Hoover Institution fellow and historian Victor Davis Hanson talked about the Russia-Ukraine crisis, a shifting geopolitical landscape, the decline of culture in the West on Wednesday with Fox News host Sean Hannity. "I think [Vladimir Putin] looks at Joe Biden and he said 'this is the man,'" Hanson said. "He is threatening Europe right now and the West in general with nuclear warfare and he's thinking, you know what, on a hot mic In Seoul, South Korea, Barack Obama just dismantled any idea of missile defense in Eastern Europe. That would have come in handy right now. We didn't have to give anything for it, other than to behave for a year before we went into Crimea and Ukraine." "Joe Biden called me a killer and a thug, but he begged me to pump oil," Hanson said of Putin. "He's very happy. He says, they have no credibility. It doesn't mean Joe Biden is the West is what I'm saying. And there are people in Germany who were in control. The greens were in control. But we're starting to see a recalibration in the West, I think, in our 11th hour, Sean, of cultural culture and political activity, and inertia and I think we're going to see something happening during this midterm." "If people get out and vote and said, I reject cutting back on oil and gas because I care about the American people's ability to drive, to keep warm," he said. "And I also care about us endangering other people worldwide that have to depend on Russia and I'm not going to take it anymore.

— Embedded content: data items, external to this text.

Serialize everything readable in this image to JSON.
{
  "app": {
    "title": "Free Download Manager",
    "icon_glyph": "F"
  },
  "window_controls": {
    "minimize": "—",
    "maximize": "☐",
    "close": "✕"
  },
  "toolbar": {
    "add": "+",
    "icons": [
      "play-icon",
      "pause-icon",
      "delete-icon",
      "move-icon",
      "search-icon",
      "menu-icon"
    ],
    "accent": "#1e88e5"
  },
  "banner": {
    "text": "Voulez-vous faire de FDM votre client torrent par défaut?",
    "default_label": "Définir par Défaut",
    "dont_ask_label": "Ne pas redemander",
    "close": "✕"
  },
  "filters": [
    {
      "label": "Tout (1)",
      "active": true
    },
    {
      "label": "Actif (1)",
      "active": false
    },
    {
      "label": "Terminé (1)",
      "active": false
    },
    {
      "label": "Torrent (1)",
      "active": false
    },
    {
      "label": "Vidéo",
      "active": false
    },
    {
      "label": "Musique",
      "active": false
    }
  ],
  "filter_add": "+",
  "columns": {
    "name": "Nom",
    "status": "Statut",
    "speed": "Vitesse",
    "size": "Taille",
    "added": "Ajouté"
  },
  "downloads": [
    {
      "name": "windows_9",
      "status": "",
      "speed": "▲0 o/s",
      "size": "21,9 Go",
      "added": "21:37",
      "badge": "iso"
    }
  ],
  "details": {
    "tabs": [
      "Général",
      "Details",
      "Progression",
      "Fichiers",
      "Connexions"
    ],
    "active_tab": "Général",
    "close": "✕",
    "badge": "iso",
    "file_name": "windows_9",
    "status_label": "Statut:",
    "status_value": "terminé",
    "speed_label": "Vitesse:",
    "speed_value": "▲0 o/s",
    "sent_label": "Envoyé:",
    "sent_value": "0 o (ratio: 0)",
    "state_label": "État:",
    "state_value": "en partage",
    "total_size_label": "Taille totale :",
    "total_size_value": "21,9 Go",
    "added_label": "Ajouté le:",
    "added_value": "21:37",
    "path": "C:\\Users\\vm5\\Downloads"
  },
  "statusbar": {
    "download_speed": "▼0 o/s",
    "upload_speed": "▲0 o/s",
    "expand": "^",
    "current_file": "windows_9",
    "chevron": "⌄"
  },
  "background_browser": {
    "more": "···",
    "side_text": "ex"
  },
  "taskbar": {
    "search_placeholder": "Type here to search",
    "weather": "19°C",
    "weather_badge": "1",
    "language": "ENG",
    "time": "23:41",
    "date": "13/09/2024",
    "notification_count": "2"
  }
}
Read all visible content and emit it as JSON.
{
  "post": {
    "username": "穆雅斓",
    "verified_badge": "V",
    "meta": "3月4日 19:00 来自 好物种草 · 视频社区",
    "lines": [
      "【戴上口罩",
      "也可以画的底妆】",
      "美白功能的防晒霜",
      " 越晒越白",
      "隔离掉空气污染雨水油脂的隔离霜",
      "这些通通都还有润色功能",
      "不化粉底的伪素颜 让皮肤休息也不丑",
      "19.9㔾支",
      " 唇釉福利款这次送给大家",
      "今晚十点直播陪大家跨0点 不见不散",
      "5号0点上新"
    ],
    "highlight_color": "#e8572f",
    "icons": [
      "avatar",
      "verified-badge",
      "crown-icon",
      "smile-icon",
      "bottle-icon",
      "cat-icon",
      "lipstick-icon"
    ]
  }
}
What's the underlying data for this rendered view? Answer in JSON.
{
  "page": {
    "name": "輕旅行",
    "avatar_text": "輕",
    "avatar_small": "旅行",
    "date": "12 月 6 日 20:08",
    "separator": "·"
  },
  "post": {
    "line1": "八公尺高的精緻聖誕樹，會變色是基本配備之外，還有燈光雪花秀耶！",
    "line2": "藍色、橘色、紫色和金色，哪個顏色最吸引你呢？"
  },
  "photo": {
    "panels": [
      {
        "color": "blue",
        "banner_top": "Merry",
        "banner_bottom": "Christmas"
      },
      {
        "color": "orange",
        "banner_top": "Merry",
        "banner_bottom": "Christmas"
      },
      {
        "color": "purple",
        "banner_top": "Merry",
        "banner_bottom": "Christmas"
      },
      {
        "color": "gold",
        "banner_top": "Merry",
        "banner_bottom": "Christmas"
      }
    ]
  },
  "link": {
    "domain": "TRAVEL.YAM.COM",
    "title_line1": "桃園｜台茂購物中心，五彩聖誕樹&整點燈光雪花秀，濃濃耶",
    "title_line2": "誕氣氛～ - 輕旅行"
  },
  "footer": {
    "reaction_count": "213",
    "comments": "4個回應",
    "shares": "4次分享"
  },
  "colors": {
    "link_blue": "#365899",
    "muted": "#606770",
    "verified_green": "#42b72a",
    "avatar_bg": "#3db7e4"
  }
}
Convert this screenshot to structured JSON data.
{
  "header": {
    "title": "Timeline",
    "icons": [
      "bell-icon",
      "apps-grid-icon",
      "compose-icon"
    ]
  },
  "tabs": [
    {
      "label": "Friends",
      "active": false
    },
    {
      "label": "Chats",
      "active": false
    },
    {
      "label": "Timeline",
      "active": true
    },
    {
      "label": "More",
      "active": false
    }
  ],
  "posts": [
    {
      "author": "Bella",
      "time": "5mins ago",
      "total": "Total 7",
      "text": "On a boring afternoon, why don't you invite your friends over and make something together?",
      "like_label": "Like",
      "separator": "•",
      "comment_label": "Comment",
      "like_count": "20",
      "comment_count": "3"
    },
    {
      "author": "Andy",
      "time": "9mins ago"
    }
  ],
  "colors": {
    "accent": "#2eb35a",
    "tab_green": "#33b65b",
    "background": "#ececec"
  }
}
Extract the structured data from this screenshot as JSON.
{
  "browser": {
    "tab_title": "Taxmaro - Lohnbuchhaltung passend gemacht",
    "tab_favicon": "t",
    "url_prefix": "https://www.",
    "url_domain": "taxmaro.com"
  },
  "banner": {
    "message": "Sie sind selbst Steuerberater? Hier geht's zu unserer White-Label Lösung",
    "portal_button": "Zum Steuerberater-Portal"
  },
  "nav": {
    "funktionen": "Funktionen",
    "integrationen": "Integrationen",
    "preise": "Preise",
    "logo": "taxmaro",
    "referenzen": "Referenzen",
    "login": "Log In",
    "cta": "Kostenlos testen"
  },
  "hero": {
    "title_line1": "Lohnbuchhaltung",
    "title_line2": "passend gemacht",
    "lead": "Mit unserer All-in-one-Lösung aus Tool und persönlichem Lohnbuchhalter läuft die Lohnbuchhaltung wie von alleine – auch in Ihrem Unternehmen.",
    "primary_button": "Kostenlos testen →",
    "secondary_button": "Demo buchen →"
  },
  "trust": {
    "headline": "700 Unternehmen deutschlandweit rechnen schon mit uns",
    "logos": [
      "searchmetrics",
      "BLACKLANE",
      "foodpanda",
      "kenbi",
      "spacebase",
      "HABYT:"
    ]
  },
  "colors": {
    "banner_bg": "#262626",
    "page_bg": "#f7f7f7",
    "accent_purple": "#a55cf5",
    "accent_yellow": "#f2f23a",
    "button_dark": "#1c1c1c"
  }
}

Or I'm going to make sure that our military deters people rather than tries to become a school of social justice of equity, diversity, and inclusion. I think that will send a powerful message." "Right now, the key thing that we are all watching is can that Ukrainians hang on and we didn't expect this. But their fate is affecting a lot of other global issues. If they can hang on, it is going to send a powerful message to us in the West to regroup and rethink and get back to our values and the people in China as well will say, I don't think I quite want to go into Taiwan now," Hanson concluded.